Using UTF-8

This page was written primarily as an aide memoire and test page for myself, so it might not make easy or exciting reading.

David Gibson, 04-Jul-2021

Run this page at localhost | caves.org.uk

My previous notes on Character Set Problems focussed on the problem of interpreting pound signs correctly in ISO-8859-1. But we need to move on from that. There are plenty of accented characters that are not encoded by ISO-8859-1, for which we need to use UTF-8. Also, HTML 5 defaults to UTF-8, so it is sensible to use it. The problem for me is that I tend to make use of text documents that I edit in a simple text editor.

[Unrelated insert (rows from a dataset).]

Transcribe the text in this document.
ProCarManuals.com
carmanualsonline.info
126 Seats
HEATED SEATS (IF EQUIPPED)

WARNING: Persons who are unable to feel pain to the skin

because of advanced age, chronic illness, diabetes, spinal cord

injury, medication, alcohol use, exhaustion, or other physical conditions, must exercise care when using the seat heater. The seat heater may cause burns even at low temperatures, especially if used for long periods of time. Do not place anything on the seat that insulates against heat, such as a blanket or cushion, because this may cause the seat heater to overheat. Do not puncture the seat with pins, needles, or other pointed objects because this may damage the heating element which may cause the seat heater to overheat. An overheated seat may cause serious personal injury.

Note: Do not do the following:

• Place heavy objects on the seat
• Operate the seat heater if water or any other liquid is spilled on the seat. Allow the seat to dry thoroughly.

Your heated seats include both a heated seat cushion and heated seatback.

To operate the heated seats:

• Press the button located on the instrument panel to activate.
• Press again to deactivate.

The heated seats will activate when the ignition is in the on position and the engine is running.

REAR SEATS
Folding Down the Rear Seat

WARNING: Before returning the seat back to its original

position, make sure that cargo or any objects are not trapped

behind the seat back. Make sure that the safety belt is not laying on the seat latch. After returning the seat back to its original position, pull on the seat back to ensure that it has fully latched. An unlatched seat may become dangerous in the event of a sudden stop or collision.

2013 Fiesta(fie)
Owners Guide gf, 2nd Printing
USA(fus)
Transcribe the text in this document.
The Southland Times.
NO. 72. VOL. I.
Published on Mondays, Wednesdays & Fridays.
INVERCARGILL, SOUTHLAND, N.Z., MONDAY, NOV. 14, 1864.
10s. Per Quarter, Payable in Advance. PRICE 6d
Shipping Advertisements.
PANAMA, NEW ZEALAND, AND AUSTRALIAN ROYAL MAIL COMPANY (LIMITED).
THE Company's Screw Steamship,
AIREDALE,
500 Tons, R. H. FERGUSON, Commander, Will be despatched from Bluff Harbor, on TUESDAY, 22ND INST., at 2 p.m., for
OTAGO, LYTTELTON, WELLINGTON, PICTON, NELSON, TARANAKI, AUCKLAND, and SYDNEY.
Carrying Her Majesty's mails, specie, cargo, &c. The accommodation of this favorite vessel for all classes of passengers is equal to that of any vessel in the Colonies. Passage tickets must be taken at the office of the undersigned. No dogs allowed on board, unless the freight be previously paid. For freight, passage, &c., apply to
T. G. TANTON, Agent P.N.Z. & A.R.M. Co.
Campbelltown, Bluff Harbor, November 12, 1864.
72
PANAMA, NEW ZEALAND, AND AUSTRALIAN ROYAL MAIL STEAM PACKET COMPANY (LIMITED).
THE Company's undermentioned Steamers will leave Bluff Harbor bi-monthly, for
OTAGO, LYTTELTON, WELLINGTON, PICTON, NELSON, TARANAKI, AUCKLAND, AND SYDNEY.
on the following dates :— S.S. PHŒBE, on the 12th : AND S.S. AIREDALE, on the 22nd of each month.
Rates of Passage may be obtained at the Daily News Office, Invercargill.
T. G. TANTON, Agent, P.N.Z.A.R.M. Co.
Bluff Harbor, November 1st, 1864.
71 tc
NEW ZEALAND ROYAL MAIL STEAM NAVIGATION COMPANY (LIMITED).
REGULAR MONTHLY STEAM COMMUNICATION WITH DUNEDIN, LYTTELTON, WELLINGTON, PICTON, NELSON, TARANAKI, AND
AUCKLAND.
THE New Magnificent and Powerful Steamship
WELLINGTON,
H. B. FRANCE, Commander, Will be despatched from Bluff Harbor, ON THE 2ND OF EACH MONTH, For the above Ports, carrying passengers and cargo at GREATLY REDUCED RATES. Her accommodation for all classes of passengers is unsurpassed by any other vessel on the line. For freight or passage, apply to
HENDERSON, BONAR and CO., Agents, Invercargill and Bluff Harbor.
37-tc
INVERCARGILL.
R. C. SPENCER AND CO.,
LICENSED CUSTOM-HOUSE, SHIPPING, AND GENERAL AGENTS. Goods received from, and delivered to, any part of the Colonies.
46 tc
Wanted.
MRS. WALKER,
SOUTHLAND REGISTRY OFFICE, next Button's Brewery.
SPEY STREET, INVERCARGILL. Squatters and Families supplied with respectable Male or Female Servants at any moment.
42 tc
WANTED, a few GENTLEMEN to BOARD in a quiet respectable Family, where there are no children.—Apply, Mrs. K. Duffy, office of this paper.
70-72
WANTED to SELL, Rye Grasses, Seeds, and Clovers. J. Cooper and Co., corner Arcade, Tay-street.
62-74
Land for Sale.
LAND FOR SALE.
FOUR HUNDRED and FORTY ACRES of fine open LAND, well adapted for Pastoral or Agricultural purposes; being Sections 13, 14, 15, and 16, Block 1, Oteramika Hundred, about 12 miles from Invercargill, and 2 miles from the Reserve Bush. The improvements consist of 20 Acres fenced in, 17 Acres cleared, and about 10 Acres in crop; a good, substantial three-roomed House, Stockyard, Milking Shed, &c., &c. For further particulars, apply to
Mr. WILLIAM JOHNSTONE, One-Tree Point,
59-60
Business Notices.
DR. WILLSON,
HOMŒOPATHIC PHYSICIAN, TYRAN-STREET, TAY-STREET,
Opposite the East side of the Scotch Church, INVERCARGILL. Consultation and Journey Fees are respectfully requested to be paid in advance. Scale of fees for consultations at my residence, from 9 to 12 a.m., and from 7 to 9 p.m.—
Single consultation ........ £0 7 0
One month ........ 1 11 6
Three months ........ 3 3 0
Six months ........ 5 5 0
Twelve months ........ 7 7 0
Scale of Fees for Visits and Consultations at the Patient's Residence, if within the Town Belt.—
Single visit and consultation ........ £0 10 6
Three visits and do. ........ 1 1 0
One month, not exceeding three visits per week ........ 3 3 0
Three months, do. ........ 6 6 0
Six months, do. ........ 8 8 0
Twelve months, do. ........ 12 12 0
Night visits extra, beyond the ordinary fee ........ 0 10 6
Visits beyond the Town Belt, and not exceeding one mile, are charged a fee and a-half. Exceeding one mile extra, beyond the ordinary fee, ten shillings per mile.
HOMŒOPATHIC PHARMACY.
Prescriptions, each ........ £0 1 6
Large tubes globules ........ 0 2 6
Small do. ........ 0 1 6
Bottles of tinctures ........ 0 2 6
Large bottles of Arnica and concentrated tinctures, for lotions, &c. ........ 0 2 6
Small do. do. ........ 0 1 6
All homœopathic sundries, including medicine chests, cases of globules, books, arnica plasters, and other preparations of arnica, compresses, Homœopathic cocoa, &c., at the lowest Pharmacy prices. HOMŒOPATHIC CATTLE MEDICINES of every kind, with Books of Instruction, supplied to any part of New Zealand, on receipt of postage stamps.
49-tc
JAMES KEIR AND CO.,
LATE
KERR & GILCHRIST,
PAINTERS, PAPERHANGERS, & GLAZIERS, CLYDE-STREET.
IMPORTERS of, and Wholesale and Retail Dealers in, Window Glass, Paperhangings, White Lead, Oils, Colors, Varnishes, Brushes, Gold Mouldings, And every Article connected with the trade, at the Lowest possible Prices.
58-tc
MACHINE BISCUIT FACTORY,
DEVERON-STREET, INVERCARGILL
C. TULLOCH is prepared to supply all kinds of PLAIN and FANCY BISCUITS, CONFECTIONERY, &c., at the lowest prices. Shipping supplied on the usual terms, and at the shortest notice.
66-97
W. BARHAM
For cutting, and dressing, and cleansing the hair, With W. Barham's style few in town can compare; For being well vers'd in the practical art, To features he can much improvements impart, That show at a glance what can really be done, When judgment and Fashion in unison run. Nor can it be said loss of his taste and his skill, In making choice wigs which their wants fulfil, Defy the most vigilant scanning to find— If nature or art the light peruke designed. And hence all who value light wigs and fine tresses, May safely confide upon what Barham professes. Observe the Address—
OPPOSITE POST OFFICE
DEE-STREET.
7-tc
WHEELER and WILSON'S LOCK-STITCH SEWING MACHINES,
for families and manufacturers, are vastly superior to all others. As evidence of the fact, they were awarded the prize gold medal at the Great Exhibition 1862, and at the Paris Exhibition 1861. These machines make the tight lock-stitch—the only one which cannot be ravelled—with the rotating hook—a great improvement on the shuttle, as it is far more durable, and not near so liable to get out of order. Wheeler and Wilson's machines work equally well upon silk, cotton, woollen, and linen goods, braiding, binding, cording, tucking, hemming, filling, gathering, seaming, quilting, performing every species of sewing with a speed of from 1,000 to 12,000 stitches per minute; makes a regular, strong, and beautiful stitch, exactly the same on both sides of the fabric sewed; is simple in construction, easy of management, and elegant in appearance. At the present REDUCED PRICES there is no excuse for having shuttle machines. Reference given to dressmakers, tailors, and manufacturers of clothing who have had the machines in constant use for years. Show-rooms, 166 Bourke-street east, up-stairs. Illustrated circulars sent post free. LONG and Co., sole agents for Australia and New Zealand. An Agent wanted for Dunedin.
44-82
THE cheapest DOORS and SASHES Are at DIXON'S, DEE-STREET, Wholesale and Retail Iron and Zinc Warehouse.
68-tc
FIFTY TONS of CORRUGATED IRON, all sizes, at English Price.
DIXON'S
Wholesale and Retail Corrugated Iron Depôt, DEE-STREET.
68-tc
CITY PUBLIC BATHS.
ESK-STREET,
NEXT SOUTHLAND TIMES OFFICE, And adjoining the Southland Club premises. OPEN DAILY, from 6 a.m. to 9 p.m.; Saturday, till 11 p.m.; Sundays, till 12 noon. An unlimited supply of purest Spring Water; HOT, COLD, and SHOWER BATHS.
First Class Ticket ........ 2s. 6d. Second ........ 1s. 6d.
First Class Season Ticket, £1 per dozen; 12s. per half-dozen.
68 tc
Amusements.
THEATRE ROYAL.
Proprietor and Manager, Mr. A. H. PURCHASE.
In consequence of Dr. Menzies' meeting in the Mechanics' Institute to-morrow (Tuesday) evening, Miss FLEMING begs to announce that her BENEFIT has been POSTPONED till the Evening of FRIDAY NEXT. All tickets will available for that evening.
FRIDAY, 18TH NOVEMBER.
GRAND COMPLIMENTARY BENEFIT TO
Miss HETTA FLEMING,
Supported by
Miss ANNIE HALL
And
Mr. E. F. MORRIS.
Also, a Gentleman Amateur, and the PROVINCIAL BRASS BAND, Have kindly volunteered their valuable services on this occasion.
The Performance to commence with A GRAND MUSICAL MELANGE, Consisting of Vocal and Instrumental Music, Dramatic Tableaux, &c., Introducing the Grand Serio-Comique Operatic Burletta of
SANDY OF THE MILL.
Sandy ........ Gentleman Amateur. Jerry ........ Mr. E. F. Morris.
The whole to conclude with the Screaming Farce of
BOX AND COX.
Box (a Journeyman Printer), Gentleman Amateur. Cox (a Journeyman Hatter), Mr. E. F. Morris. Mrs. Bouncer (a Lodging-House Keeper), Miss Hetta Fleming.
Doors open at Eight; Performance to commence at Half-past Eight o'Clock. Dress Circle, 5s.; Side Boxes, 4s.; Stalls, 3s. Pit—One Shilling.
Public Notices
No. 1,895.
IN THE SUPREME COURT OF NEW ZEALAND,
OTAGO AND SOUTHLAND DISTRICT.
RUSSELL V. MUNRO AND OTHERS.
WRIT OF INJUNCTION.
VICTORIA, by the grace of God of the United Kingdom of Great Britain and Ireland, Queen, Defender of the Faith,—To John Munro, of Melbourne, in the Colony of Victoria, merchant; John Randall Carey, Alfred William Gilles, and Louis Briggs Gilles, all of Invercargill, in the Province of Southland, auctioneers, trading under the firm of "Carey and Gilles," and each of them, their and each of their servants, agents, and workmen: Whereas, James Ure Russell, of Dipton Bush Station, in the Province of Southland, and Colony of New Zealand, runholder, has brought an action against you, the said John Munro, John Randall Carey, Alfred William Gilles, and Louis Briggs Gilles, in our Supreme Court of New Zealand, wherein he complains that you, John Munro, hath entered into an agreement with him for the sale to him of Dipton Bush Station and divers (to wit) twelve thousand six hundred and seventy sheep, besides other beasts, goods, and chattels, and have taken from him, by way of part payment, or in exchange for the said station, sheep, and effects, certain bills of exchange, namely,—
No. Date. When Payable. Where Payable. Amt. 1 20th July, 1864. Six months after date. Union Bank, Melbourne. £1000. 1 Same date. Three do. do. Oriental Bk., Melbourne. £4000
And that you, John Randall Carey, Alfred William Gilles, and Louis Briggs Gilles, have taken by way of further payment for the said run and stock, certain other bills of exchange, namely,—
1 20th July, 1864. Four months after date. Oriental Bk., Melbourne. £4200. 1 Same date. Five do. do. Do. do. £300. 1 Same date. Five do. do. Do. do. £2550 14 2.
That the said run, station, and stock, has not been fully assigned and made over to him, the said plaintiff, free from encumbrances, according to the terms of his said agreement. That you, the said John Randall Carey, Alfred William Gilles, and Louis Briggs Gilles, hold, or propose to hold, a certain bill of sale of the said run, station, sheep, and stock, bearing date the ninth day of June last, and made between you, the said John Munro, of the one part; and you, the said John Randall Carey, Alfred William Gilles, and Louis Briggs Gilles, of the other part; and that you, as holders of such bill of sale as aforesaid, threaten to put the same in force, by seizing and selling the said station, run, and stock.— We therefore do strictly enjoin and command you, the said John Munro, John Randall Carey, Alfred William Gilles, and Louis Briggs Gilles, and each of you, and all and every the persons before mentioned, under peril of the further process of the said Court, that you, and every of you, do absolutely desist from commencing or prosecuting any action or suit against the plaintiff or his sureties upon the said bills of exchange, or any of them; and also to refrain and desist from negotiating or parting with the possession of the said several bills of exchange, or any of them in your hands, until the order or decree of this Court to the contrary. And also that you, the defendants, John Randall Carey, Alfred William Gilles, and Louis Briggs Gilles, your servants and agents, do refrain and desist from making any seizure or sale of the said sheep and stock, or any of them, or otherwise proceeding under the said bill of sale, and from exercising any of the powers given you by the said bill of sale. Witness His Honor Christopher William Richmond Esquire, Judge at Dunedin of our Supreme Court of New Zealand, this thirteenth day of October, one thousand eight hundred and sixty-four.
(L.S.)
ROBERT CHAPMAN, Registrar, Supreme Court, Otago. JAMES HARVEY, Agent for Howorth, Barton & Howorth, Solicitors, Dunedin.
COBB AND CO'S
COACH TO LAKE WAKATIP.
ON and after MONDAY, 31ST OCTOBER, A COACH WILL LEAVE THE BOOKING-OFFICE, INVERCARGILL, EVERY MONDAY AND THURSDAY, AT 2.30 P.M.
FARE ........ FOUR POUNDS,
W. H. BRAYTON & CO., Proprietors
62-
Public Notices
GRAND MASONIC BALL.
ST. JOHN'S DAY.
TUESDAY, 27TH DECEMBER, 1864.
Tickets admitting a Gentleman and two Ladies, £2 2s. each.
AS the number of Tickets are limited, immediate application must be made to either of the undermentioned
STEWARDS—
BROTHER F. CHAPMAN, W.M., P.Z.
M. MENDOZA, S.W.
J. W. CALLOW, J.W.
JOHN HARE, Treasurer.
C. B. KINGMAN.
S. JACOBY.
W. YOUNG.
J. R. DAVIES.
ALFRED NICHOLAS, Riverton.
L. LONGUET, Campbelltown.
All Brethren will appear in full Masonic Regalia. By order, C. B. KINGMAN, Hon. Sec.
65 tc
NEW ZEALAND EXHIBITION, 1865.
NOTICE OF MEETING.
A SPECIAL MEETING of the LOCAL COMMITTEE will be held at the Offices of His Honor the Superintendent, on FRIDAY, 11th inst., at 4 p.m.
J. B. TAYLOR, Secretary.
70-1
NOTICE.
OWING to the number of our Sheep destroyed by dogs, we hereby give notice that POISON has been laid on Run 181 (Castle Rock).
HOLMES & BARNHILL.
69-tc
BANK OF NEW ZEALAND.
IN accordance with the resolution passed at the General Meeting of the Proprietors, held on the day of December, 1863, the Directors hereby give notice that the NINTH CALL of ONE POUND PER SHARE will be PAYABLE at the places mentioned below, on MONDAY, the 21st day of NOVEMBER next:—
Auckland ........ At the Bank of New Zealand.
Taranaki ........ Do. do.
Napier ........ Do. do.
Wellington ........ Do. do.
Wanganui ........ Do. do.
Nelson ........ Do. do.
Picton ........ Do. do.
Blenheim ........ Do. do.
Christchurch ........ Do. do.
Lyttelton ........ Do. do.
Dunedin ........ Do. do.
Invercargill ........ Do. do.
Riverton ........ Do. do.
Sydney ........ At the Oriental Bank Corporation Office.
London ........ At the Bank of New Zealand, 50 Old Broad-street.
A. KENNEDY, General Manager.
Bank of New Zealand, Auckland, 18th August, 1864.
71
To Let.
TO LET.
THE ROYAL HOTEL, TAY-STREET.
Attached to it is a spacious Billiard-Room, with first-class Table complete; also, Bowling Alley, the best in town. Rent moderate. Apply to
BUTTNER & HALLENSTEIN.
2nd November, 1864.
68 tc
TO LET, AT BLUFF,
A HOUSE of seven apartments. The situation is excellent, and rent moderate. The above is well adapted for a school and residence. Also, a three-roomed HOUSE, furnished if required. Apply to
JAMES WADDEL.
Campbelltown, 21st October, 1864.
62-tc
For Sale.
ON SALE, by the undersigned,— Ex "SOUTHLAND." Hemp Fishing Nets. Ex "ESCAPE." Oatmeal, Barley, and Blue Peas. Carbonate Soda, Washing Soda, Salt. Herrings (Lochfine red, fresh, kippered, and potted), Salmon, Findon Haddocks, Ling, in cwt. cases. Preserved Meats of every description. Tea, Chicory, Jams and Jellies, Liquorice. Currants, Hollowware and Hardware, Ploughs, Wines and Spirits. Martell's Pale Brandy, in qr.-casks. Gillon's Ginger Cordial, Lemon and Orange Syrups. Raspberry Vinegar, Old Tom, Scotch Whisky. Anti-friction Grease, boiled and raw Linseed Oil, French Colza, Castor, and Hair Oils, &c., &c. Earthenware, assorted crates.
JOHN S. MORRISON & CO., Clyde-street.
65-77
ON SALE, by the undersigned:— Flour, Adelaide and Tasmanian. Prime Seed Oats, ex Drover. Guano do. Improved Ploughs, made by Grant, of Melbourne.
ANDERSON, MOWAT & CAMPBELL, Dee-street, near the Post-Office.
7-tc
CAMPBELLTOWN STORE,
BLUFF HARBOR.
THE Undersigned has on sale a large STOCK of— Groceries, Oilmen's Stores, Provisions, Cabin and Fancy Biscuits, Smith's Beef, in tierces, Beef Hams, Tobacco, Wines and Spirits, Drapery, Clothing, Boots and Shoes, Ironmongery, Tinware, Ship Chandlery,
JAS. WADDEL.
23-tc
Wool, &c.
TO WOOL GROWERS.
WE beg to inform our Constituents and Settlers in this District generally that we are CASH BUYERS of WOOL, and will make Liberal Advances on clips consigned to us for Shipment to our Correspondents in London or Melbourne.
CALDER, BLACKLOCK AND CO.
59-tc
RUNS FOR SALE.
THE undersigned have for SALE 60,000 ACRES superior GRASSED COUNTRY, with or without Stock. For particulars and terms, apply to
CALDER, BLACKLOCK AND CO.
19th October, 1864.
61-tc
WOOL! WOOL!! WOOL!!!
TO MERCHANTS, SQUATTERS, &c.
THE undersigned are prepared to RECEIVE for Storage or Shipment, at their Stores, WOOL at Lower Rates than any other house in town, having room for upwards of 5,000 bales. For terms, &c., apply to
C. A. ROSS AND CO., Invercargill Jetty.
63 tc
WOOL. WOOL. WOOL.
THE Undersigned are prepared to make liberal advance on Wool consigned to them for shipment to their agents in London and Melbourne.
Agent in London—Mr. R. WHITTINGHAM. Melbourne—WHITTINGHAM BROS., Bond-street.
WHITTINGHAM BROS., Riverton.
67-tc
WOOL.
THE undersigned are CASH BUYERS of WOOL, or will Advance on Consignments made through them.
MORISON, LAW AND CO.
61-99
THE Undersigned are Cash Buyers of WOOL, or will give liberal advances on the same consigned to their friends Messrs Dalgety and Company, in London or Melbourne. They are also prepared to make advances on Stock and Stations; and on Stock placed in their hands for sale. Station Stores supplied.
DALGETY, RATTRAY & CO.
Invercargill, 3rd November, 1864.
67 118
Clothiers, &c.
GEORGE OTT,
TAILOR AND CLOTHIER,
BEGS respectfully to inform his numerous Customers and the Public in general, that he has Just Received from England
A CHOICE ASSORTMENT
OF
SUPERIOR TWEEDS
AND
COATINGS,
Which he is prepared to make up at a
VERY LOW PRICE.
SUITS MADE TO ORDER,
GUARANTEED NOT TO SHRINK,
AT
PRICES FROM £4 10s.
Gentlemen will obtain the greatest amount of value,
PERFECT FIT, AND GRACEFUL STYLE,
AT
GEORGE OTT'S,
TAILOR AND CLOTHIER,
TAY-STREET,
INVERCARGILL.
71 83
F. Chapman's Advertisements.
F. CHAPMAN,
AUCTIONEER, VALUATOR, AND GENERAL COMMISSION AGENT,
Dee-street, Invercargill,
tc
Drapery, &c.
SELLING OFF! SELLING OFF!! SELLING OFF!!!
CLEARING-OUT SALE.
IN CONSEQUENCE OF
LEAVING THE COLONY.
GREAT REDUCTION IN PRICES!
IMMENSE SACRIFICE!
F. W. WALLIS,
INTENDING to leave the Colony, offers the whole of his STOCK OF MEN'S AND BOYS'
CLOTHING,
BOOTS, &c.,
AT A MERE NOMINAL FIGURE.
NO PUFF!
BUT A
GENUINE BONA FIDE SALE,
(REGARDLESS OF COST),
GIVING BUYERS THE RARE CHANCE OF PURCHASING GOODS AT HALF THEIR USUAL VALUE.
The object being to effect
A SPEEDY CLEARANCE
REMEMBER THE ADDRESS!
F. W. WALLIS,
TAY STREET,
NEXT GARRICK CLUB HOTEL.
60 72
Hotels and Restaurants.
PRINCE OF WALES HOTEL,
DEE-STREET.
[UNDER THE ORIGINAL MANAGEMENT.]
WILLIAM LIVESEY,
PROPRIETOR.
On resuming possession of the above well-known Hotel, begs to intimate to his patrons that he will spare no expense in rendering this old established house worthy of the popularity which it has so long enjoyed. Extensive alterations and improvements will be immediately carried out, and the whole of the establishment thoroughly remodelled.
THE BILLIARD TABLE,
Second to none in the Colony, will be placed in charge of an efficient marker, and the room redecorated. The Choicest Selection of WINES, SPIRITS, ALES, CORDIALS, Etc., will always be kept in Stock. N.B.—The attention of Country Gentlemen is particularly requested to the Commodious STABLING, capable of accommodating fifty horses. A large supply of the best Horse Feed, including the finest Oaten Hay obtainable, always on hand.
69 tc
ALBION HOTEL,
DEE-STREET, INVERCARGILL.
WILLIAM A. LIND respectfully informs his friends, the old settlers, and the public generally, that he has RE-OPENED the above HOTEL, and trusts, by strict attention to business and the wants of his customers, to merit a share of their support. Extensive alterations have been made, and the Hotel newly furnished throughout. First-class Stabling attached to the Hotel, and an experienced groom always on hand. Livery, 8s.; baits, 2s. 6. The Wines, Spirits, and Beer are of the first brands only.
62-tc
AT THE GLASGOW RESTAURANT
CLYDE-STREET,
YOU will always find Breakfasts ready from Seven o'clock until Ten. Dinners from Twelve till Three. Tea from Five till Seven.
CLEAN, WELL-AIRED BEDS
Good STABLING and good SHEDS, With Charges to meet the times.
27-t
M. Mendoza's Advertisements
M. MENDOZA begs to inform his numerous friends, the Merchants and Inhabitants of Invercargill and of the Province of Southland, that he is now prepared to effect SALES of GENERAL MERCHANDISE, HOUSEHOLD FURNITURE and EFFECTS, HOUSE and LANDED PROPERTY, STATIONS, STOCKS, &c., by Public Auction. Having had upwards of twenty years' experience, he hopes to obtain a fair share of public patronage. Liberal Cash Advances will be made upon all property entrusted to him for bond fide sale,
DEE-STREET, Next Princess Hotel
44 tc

When it reads UTF-8 characters it replaces them by a ?. So... some tests ...

Processing the GET data

This page has now loaded, and reports... No data written from GET string to file(s)

Opening this document

My ancient HTML editor doesnt like an HTML 5 doctype, so this page is specified as HTML 4. Because DOCTYPEs override META headers, I cannot specify <meta charset='UTF-8'> and, instead have to use a PHP line before the doctype, saying

header("Content-type: text/html;charset=utf-8");

To check whether that setting has been understood, we can ask JS via document.characterSet, which reports as follows.

 
   

If this page is accessed via a server, it should report UTF-8. If it is accessed via a file:/// address it should report windows-1252.

Reading files

a) UTF-8

1. When this page is parsed, PHP fetches a string from a test file and outputs it below. The PHP code is

$utf8 = file_get_contents('charset_data.utf8'); echo $utf8;
À³

2. We can also use PHP to output a script that is executed to update a FORM element, as follows. (See source code of this page to see the script that has been written).

          

  1. Display some £ signs. When typed directly from the keyboard, as part of a JS string, my editor encodes £ as ANSI, and so it is not understood when the page is rendered as UTF-8, so the black diamond question mark (BDQN) is displayed.
  2. Display £s by encoding as document.form.Text1.value = 'Testing \u00A3\u00A3'. Explanation: UTF-16 encoding for £ is 0x00A3, and JS uses UTF-16 internally (i.e. character strings hold 16-bit values). But in UTF-8 the two bytes that encode that Unicode code-point are 0xC2 0xA3, hence the sequence given by the urlencode() function, below
  3. Display a couple of complicated accented Vietnamese words
  4. Display a long Vietnamese test string

b) URL-encoded

When this page is parsed, PHP also fetches a URL-encoded string from a test file and outputs it below.

%EF%BB%BF%C3%80%C2%B3

c) HTML entities

We can attempt to convert the original UTF-8 string into HTML entities...

&Agrave;&sup3;

... but it doesnt convert everything that it should do. What's the point of that? What have I missed?

Writing files

Now we need to verify that we can write correctly to a simple text file. Clicking the SUBMIT box will submit the INPUT box as a GET string. It is submitted back to this page and, on receiving it, this page should report that it has saved it to charset_data.utf8. The page then proceeds to load, as before.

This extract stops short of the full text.